Cakupan mengenai ala ayuning dewasa ini sangatlah luas dengan menyentuh berbagai aspek kehidupan manusia melalui perhitungan parameter tertentu.

Perhitungan yang dimaksud berupa pawintangan yang ditetapkan berdasarkan letak bintang dalam mengelilingi matahari; sasih yang berhubungan dengan penentuan musim berdasarkan peredaran gerak semu matahari dan juga bulan yang mengelilingi bumi; dan wuku tentang ilmu ruas-ruas kumpulan binatang tertentu yang berporos di bumi.

Selain itu juga berpedoman pada wawaran yakni tentang nama-nama hari dan dedaunan yang dipakai sebagai ilmu pembagian waktu dalam satu hari.

Menurut Ida Pandita Empu Yogiswara di Griya Manik Uma Jati, dalam ala ayuning dewasa ini memang tidak terlepas dari adanya wariga-wariga seperti wuku, ingkel dan di dalamnya terdapat larangan-larangan.

Ida Pandita pun menjelaskan bahwa ala ayuning dewasa ini juga tidak terlepas dari adanya ala ayuning dina (hari), ala ayuning sasih (bulan) dan ada ala ayuning nyet (pikiran).

Jadinya, meski ada larangan-larangan namun jika pelaksana kegiatan memiliki pemikiran yang positif maka hal tersebut boleh dilakukan.

"Sekarang ada ala ayuning nyet. Nyet itu pikiran.
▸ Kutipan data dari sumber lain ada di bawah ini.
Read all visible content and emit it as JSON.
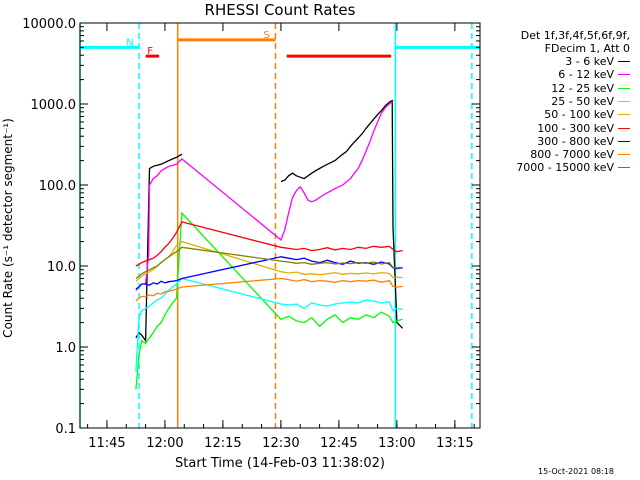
{
  "chart_data": {
    "type": "line",
    "title": "RHESSI Count Rates",
    "xlabel": "Start Time (14-Feb-03 11:38:02)",
    "ylabel": "Count Rate (s⁻¹ detector segment⁻¹)",
    "x_ticks": [
      "11:45",
      "12:00",
      "12:15",
      "12:30",
      "12:45",
      "13:00",
      "13:15"
    ],
    "x_tick_minutes": [
      45,
      60,
      75,
      90,
      105,
      120,
      135
    ],
    "xlim_minutes": [
      38.03,
      141.5
    ],
    "ylim": [
      0.1,
      10000
    ],
    "yscale": "log",
    "y_ticks": [
      "0.1",
      "1.0",
      "10.0",
      "100.0",
      "1000.0",
      "10000.0"
    ],
    "y_tick_values": [
      0.1,
      1,
      10,
      100,
      1000,
      10000
    ],
    "legend": {
      "header": [
        "Det 1f,3f,4f,5f,6f,9f,",
        "FDecim 1, Att 0"
      ],
      "placement": "right"
    },
    "series": [
      {
        "name": "3 - 6 keV",
        "color": "#000000",
        "x": [
          52.5,
          53.3,
          54,
          55,
          56,
          57,
          58,
          59,
          60,
          61,
          62,
          63,
          64.4,
          66,
          90,
          91,
          92,
          93,
          94,
          95,
          96,
          97,
          98,
          99,
          100,
          101,
          102,
          103,
          104,
          105,
          106,
          107,
          108,
          109,
          110,
          111,
          112,
          113,
          114,
          115,
          116,
          117,
          118,
          118.8,
          119,
          120,
          121.5
        ],
        "y": [
          1.3,
          1.5,
          1.4,
          1.2,
          160,
          170,
          175,
          180,
          190,
          200,
          210,
          220,
          240,
          0,
          110,
          115,
          130,
          140,
          130,
          125,
          120,
          130,
          140,
          150,
          160,
          170,
          180,
          190,
          200,
          220,
          240,
          260,
          300,
          340,
          380,
          430,
          500,
          570,
          650,
          740,
          830,
          950,
          1050,
          1100,
          30,
          2.0,
          1.7
        ]
      },
      {
        "name": "6 - 12 keV",
        "color": "#ff00ff",
        "x": [
          52.5,
          53.3,
          54,
          55,
          55.8,
          56,
          57,
          58,
          59,
          60,
          61,
          62,
          63,
          64.4,
          90,
          91,
          92,
          93,
          94,
          95,
          96,
          97,
          98,
          99,
          100,
          101,
          102,
          103,
          104,
          105,
          106,
          107,
          108,
          109,
          110,
          111,
          112,
          113,
          114,
          115,
          116,
          117,
          118,
          118.8
        ],
        "y": [
          5.0,
          5.5,
          6.0,
          6.0,
          14,
          100,
          120,
          130,
          150,
          160,
          170,
          175,
          180,
          210,
          21,
          28,
          45,
          70,
          85,
          95,
          80,
          65,
          62,
          65,
          70,
          75,
          80,
          85,
          90,
          95,
          100,
          110,
          120,
          140,
          160,
          200,
          260,
          340,
          460,
          600,
          770,
          900,
          1000,
          1050
        ]
      },
      {
        "name": "12 - 25 keV",
        "color": "#00ff00",
        "x": [
          52.5,
          53.3,
          54,
          55,
          56,
          57,
          58,
          59,
          60,
          61,
          62,
          63,
          64.4,
          90,
          92,
          94,
          96,
          98,
          100,
          102,
          104,
          106,
          108,
          110,
          112,
          114,
          116,
          118,
          119,
          120,
          121.5
        ],
        "y": [
          0.3,
          0.8,
          1.2,
          1.1,
          1.3,
          1.5,
          1.8,
          2.0,
          2.5,
          3.0,
          3.5,
          4.0,
          45,
          2.2,
          2.4,
          2.1,
          2.0,
          2.3,
          1.8,
          2.2,
          2.5,
          2.0,
          2.3,
          2.2,
          2.5,
          2.3,
          2.7,
          2.4,
          2.0,
          2.1,
          2.2
        ]
      },
      {
        "name": "25 - 50 keV",
        "color": "#00ffff",
        "x": [
          52.5,
          53.3,
          54,
          55,
          56,
          57,
          58,
          59,
          60,
          61,
          62,
          63,
          64.4,
          90,
          92,
          94,
          96,
          98,
          100,
          102,
          104,
          106,
          108,
          110,
          112,
          114,
          116,
          118,
          119,
          120,
          121.5
        ],
        "y": [
          0.5,
          2.3,
          2.8,
          3.0,
          3.2,
          3.5,
          3.8,
          4.0,
          4.5,
          5.0,
          5.5,
          6.0,
          7.0,
          3.4,
          3.3,
          3.4,
          3.0,
          3.5,
          3.3,
          3.2,
          3.4,
          3.5,
          3.6,
          3.5,
          3.8,
          3.7,
          3.5,
          3.6,
          2.8,
          3.0,
          2.9
        ]
      },
      {
        "name": "50 - 100 keV",
        "color": "#e0b000",
        "x": [
          52.5,
          53.3,
          54,
          55,
          56,
          57,
          58,
          59,
          60,
          61,
          62,
          63,
          64.4,
          90,
          92,
          94,
          96,
          98,
          100,
          102,
          104,
          106,
          108,
          110,
          112,
          114,
          116,
          118,
          119,
          120,
          121.5
        ],
        "y": [
          6.5,
          7.0,
          7.5,
          8.0,
          8.5,
          9.0,
          10.0,
          11.0,
          12.0,
          13.0,
          15.0,
          18.0,
          20.0,
          8.5,
          8.2,
          8.4,
          7.9,
          8.0,
          7.8,
          8.0,
          8.3,
          7.9,
          8.1,
          8.0,
          8.2,
          8.0,
          8.3,
          8.1,
          7.2,
          7.3,
          7.2
        ]
      },
      {
        "name": "100 - 300 keV",
        "color": "#ff0000",
        "x": [
          52.5,
          53.3,
          54,
          55,
          56,
          57,
          58,
          59,
          60,
          61,
          62,
          63,
          64.4,
          90,
          92,
          94,
          96,
          98,
          100,
          102,
          104,
          106,
          108,
          110,
          112,
          114,
          116,
          118,
          119,
          120,
          121.5
        ],
        "y": [
          10.0,
          10.5,
          11.0,
          11.5,
          12.0,
          12.5,
          13.5,
          15.0,
          17.0,
          19.0,
          22.0,
          26.0,
          35.0,
          17.0,
          16.5,
          16.0,
          16.5,
          15.5,
          16.0,
          16.8,
          15.8,
          16.5,
          16.0,
          17.0,
          16.5,
          17.5,
          17.0,
          17.5,
          16.0,
          15.0,
          15.5
        ]
      },
      {
        "name": "300 - 800 keV",
        "color": "#0000ff",
        "x": [
          52.5,
          53.3,
          54,
          55,
          56,
          57,
          58,
          59,
          60,
          61,
          62,
          63,
          64.4,
          90,
          92,
          94,
          96,
          98,
          100,
          102,
          104,
          106,
          108,
          110,
          112,
          114,
          116,
          118,
          119,
          120,
          121.5
        ],
        "y": [
          5.2,
          5.5,
          6.0,
          6.0,
          5.8,
          6.2,
          6.0,
          6.5,
          6.2,
          6.4,
          6.5,
          6.6,
          7.0,
          13.0,
          12.5,
          12.0,
          12.5,
          11.5,
          11.0,
          11.8,
          11.0,
          10.5,
          11.5,
          10.8,
          11.0,
          10.5,
          11.2,
          10.6,
          9.5,
          9.3,
          9.5
        ]
      },
      {
        "name": "800 - 7000 keV",
        "color": "#ff8000",
        "x": [
          52.5,
          53.3,
          54,
          55,
          56,
          57,
          58,
          59,
          60,
          61,
          62,
          63,
          64.4,
          90,
          92,
          94,
          96,
          98,
          100,
          102,
          104,
          106,
          108,
          110,
          112,
          114,
          116,
          118,
          119,
          120,
          121.5
        ],
        "y": [
          3.7,
          4.0,
          4.2,
          4.2,
          4.4,
          4.3,
          4.6,
          4.5,
          4.8,
          4.9,
          5.0,
          5.2,
          5.5,
          7.0,
          6.8,
          6.5,
          6.8,
          6.4,
          6.6,
          6.5,
          6.3,
          6.6,
          6.4,
          6.6,
          6.5,
          6.7,
          6.3,
          6.6,
          5.6,
          5.5,
          5.6
        ]
      },
      {
        "name": "7000 - 15000 keV",
        "color": "#808000",
        "x": [
          52.5,
          53.3,
          54,
          55,
          56,
          57,
          58,
          59,
          60,
          61,
          62,
          63,
          64.4,
          90,
          92,
          94,
          96,
          98,
          100,
          102,
          104,
          106,
          108,
          110,
          112,
          114,
          116,
          118,
          119,
          120,
          121.5
        ],
        "y": [
          7.0,
          7.5,
          8.0,
          8.5,
          9.0,
          9.5,
          10.0,
          11.0,
          12.0,
          13.0,
          14.0,
          15.0,
          17.0,
          11.5,
          11.2,
          10.8,
          11.0,
          10.5,
          10.8,
          11.0,
          10.6,
          10.9,
          10.7,
          11.0,
          10.8,
          11.2,
          10.6,
          11.0,
          9.6,
          9.5,
          9.6
        ]
      }
    ],
    "flags": [
      {
        "label": "N",
        "color": "#00ffff",
        "segments": [
          [
            38.03,
            53.3
          ],
          [
            119.6,
            141.5
          ]
        ],
        "y": 5000
      },
      {
        "label": "F",
        "color": "#ff0000",
        "segments": [
          [
            55,
            58.5
          ],
          [
            91.5,
            118.5
          ]
        ],
        "y": 3900
      },
      {
        "label": "S",
        "color": "#ff8000",
        "segments": [
          [
            63.3,
            88.6
          ]
        ],
        "y": 6200
      }
    ],
    "vertical_markers": [
      {
        "x": 38.03,
        "color": "#00ffff",
        "style": "solid"
      },
      {
        "x": 53.3,
        "color": "#00ffff",
        "style": "dashed"
      },
      {
        "x": 63.3,
        "color": "#ff8000",
        "style": "solid"
      },
      {
        "x": 88.6,
        "color": "#ff8000",
        "style": "dashed"
      },
      {
        "x": 119.6,
        "color": "#00ffff",
        "style": "solid"
      },
      {
        "x": 139.4,
        "color": "#00ffff",
        "style": "dashed"
      }
    ]
  },
  "timestamp": "15-Oct-2021 08:18"
}
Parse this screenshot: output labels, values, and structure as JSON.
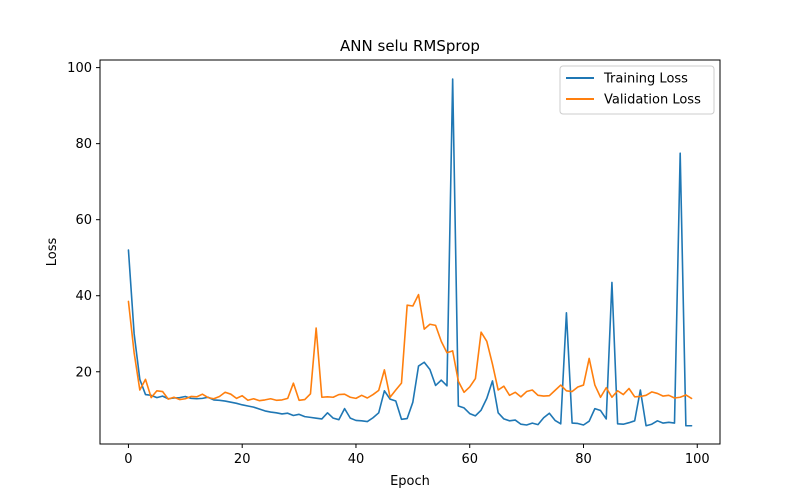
{
  "chart_data": {
    "type": "line",
    "title": "ANN selu RMSprop",
    "xlabel": "Epoch",
    "ylabel": "Loss",
    "xlim": [
      -5,
      104
    ],
    "ylim": [
      1,
      102
    ],
    "xticks": [
      0,
      20,
      40,
      60,
      80,
      100
    ],
    "yticks": [
      20,
      40,
      60,
      80,
      100
    ],
    "grid": false,
    "legend_position": "top-right",
    "series": [
      {
        "name": "Training Loss",
        "color": "#1f77b4",
        "x": [
          0,
          1,
          2,
          3,
          4,
          5,
          6,
          7,
          8,
          9,
          10,
          11,
          12,
          13,
          14,
          15,
          16,
          17,
          18,
          19,
          20,
          21,
          22,
          23,
          24,
          25,
          26,
          27,
          28,
          29,
          30,
          31,
          32,
          33,
          34,
          35,
          36,
          37,
          38,
          39,
          40,
          41,
          42,
          43,
          44,
          45,
          46,
          47,
          48,
          49,
          50,
          51,
          52,
          53,
          54,
          55,
          56,
          57,
          58,
          59,
          60,
          61,
          62,
          63,
          64,
          65,
          66,
          67,
          68,
          69,
          70,
          71,
          72,
          73,
          74,
          75,
          76,
          77,
          78,
          79,
          80,
          81,
          82,
          83,
          84,
          85,
          86,
          87,
          88,
          89,
          90,
          91,
          92,
          93,
          94,
          95,
          96,
          97,
          98,
          99
        ],
        "values": [
          52,
          30,
          18,
          14,
          13.8,
          13.2,
          13.6,
          12.9,
          13.1,
          13.2,
          13.5,
          13.0,
          12.9,
          13.0,
          13.3,
          12.6,
          12.5,
          12.3,
          12.0,
          11.7,
          11.3,
          11.0,
          10.7,
          10.2,
          9.7,
          9.4,
          9.2,
          8.9,
          9.1,
          8.5,
          8.8,
          8.2,
          8.0,
          7.8,
          7.6,
          9.2,
          7.8,
          7.4,
          10.3,
          7.8,
          7.2,
          7.1,
          6.9,
          7.9,
          9.2,
          15.0,
          12.8,
          12.3,
          7.5,
          7.7,
          12.0,
          21.5,
          22.5,
          20.6,
          16.4,
          17.8,
          16.3,
          97,
          11,
          10.5,
          9.0,
          8.4,
          9.9,
          13.0,
          17.6,
          9.2,
          7.6,
          7.1,
          7.3,
          6.2,
          6.0,
          6.5,
          6.1,
          7.9,
          9.1,
          7.2,
          6.3,
          35.5,
          6.5,
          6.4,
          6.0,
          7.0,
          10.3,
          9.8,
          7.6,
          43.5,
          6.3,
          6.2,
          6.6,
          7.1,
          15.2,
          5.8,
          6.2,
          7.1,
          6.5,
          6.7,
          6.5,
          77.5,
          5.8,
          5.8
        ]
      },
      {
        "name": "Validation Loss",
        "color": "#ff7f0e",
        "x": [
          0,
          1,
          2,
          3,
          4,
          5,
          6,
          7,
          8,
          9,
          10,
          11,
          12,
          13,
          14,
          15,
          16,
          17,
          18,
          19,
          20,
          21,
          22,
          23,
          24,
          25,
          26,
          27,
          28,
          29,
          30,
          31,
          32,
          33,
          34,
          35,
          36,
          37,
          38,
          39,
          40,
          41,
          42,
          43,
          44,
          45,
          46,
          47,
          48,
          49,
          50,
          51,
          52,
          53,
          54,
          55,
          56,
          57,
          58,
          59,
          60,
          61,
          62,
          63,
          64,
          65,
          66,
          67,
          68,
          69,
          70,
          71,
          72,
          73,
          74,
          75,
          76,
          77,
          78,
          79,
          80,
          81,
          82,
          83,
          84,
          85,
          86,
          87,
          88,
          89,
          90,
          91,
          92,
          93,
          94,
          95,
          96,
          97,
          98,
          99
        ],
        "values": [
          38.5,
          25,
          15.2,
          18,
          13.2,
          15,
          14.8,
          12.8,
          13.3,
          12.7,
          12.9,
          13.5,
          13.4,
          14.1,
          13.2,
          12.9,
          13.5,
          14.6,
          14.1,
          13.0,
          13.7,
          12.5,
          12.9,
          12.4,
          12.6,
          12.9,
          12.5,
          12.6,
          13.0,
          17.0,
          12.5,
          12.7,
          14.2,
          31.5,
          13.3,
          13.4,
          13.3,
          14.0,
          14.1,
          13.3,
          13.0,
          13.8,
          13.1,
          14.0,
          15.1,
          20.5,
          13.3,
          15.2,
          17.0,
          37.5,
          37.3,
          40.3,
          31.2,
          32.5,
          32.2,
          28.0,
          25.0,
          25.5,
          17.5,
          14.6,
          16.0,
          18.2,
          30.4,
          28.0,
          22.0,
          15.2,
          16.2,
          13.8,
          14.6,
          13.4,
          14.8,
          15.2,
          13.8,
          13.6,
          13.7,
          15.1,
          16.5,
          15.0,
          14.8,
          16.0,
          16.5,
          23.5,
          16.5,
          13.3,
          15.8,
          13.3,
          15.0,
          14.0,
          15.6,
          13.4,
          13.5,
          13.8,
          14.7,
          14.3,
          13.6,
          13.8,
          13.1,
          13.3,
          13.9,
          13.0
        ]
      }
    ]
  }
}
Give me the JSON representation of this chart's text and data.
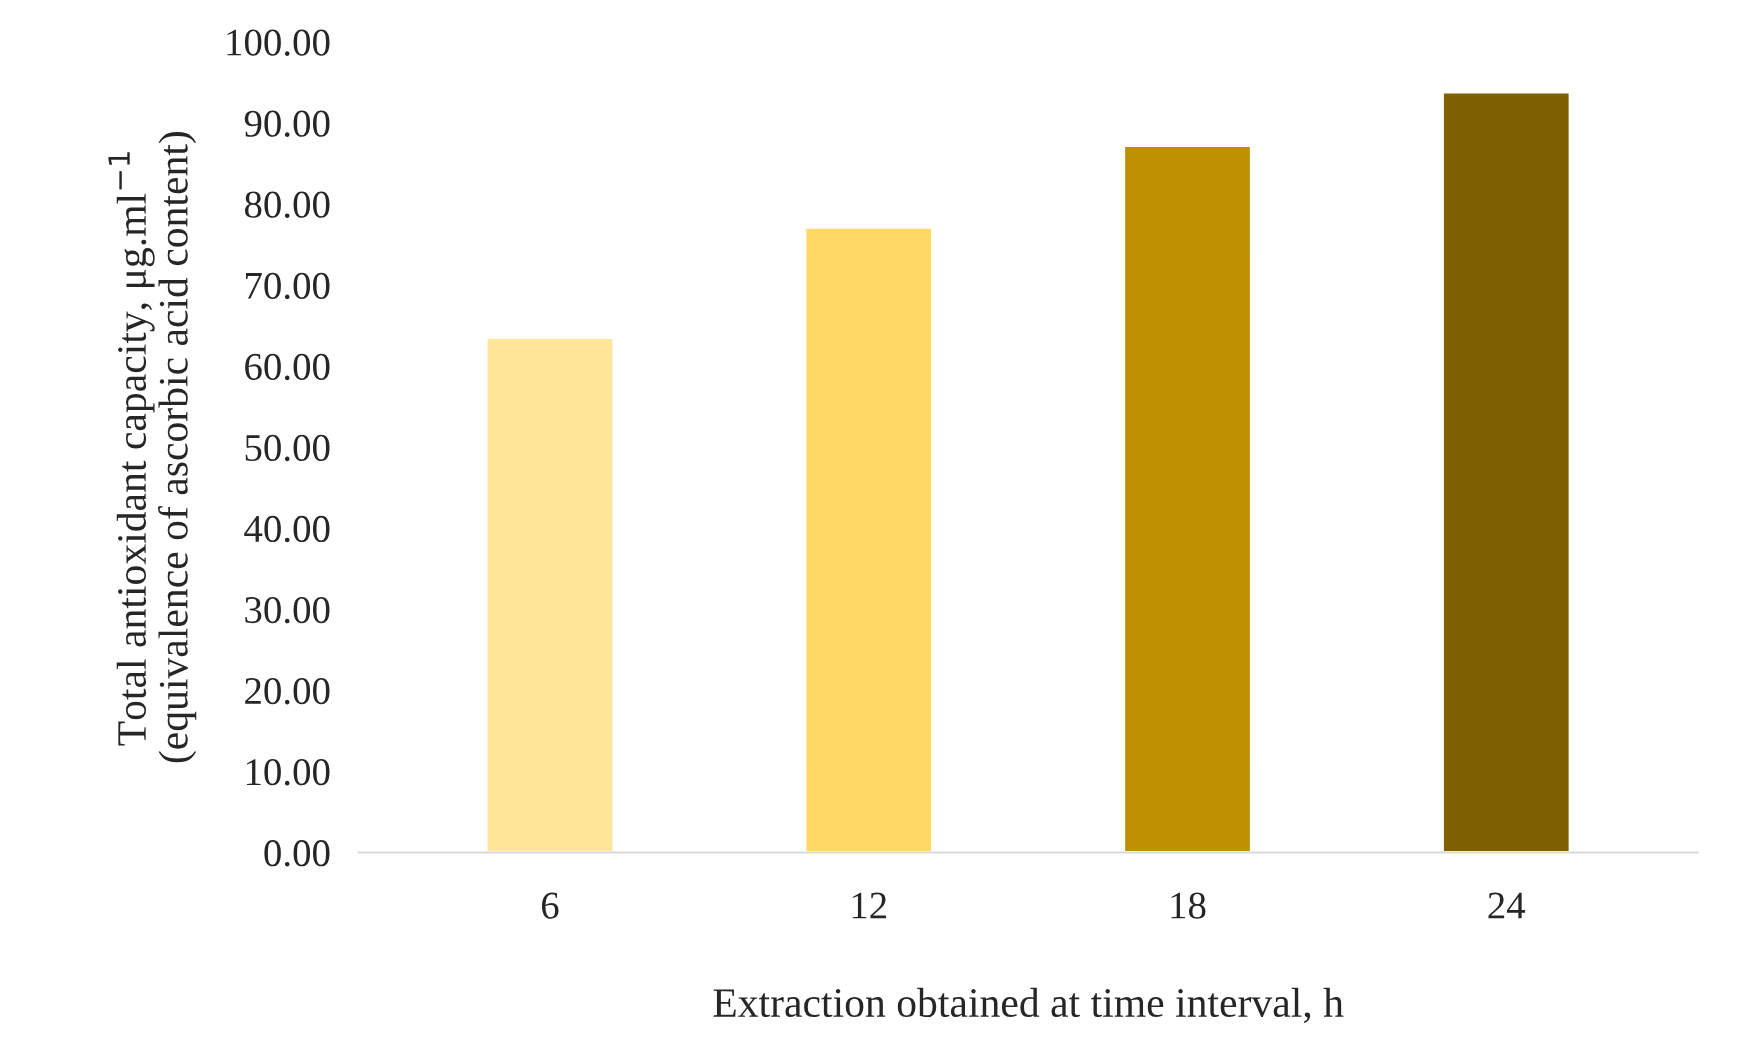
{
  "chart_data": {
    "type": "bar",
    "xlabel": "Extraction obtained at time interval, h",
    "ylabel": "Total antioxidant capacity, μg.ml$^{−1}$\n(equivalence of ascorbic acid content)",
    "categories": [
      "6",
      "12",
      "18",
      "24"
    ],
    "values": [
      63.5,
      77.1,
      87.2,
      93.8
    ],
    "colors": [
      "#ffe699",
      "#ffd966",
      "#bf9000",
      "#7f6000"
    ],
    "ylim": [
      0,
      100
    ],
    "yticks": [
      {
        "value": 0,
        "label": "0.00"
      },
      {
        "value": 10,
        "label": "10.00"
      },
      {
        "value": 20,
        "label": "20.00"
      },
      {
        "value": 30,
        "label": "30.00"
      },
      {
        "value": 40,
        "label": "40.00"
      },
      {
        "value": 50,
        "label": "50.00"
      },
      {
        "value": 60,
        "label": "60.00"
      },
      {
        "value": 70,
        "label": "70.00"
      },
      {
        "value": 80,
        "label": "80.00"
      },
      {
        "value": 90,
        "label": "90.00"
      },
      {
        "value": 100,
        "label": "100.00"
      }
    ],
    "grid": false,
    "legend": false
  }
}
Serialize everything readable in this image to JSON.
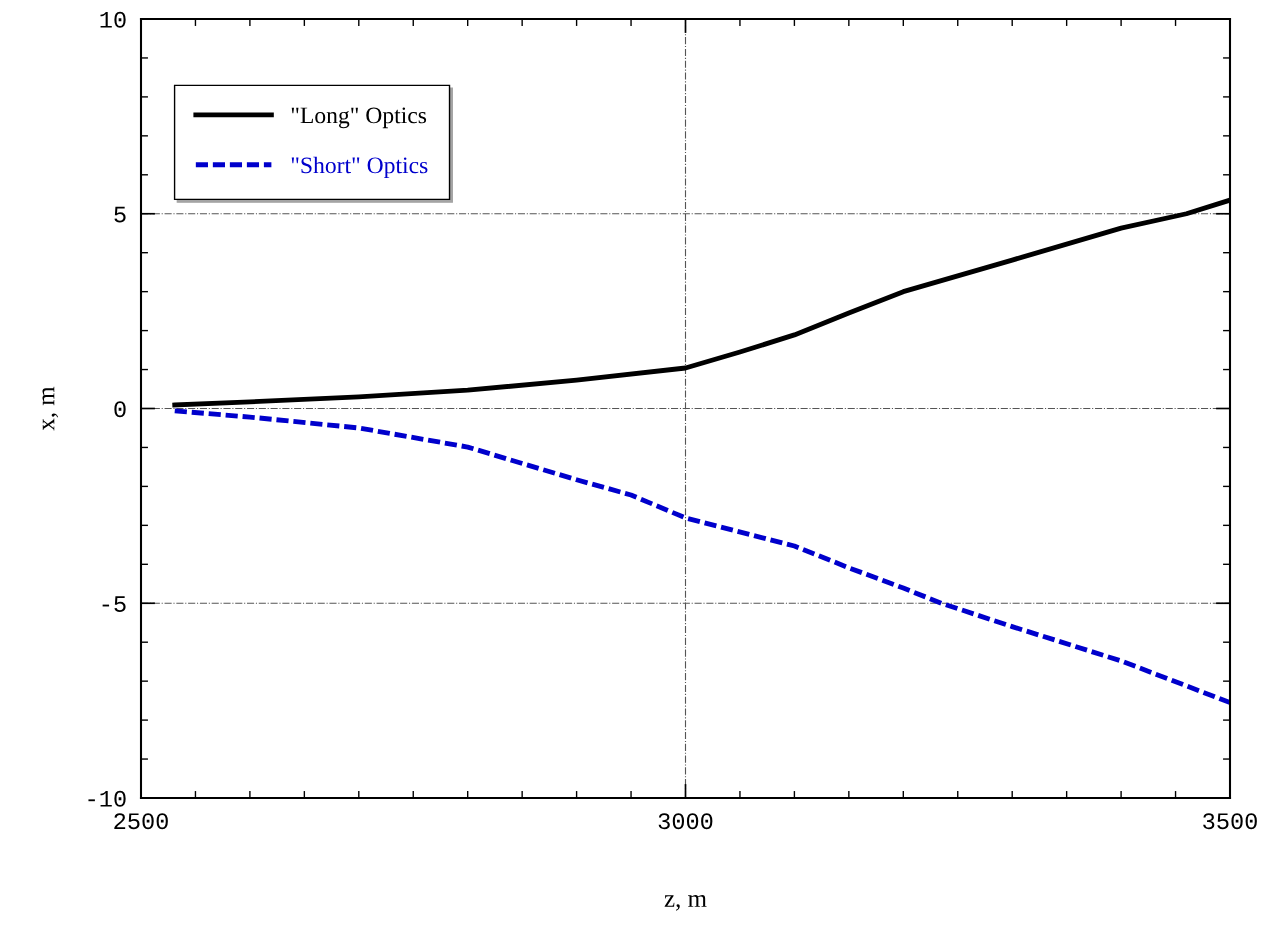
{
  "chart_data": {
    "type": "line",
    "xlabel": "z, m",
    "ylabel": "x, m",
    "xlim": [
      2500,
      3500
    ],
    "xticks": [
      2500,
      3000,
      3500
    ],
    "ylim": [
      -10,
      10
    ],
    "yticks": [
      -10,
      -5,
      0,
      5,
      10
    ],
    "grid": true,
    "legend": "top left",
    "series": [
      {
        "name": "\"Long\" Optics",
        "color": "#000000",
        "line_style": "solid",
        "x": [
          2531,
          2600,
          2700,
          2800,
          2900,
          3000,
          3050,
          3100,
          3150,
          3200,
          3300,
          3400,
          3460,
          3500
        ],
        "values": [
          0.09,
          0.17,
          0.3,
          0.47,
          0.73,
          1.04,
          1.45,
          1.89,
          2.45,
          3.0,
          3.81,
          4.63,
          5.0,
          5.35
        ]
      },
      {
        "name": "\"Short\" Optics",
        "color": "#0000cc",
        "line_style": "dashed",
        "x": [
          2531,
          2600,
          2700,
          2800,
          2900,
          2950,
          3000,
          3100,
          3150,
          3200,
          3235,
          3300,
          3400,
          3500
        ],
        "values": [
          -0.06,
          -0.22,
          -0.5,
          -0.99,
          -1.83,
          -2.22,
          -2.81,
          -3.53,
          -4.09,
          -4.61,
          -5.0,
          -5.6,
          -6.48,
          -7.55
        ]
      }
    ]
  }
}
Kalau kita memang pikiran itu hening dan tidak akan kena apapun yang namanya musibah itu, itu boleh karena kita yakin," jelasnya.

Kemudian dijelaskan lagi dalam buku yang ditulis Ida Bagus Putra Manik Ariana dan Ida Bagus Budayoga tersebut, bahwa pada sistem ala ayuning dewasa ini juga dikenal istilah pangkakalan, yakni munculnya kala-kala tertentu yang dijadikan pembanding untuk menentukan baik-buruknya dewasa.

Karena seringkali terjadi ketika padewasan berdasakan wuku, wewaran, penanggal-panglong dan sasih sudah baik, namun pada sistem pangkakalannya jelek.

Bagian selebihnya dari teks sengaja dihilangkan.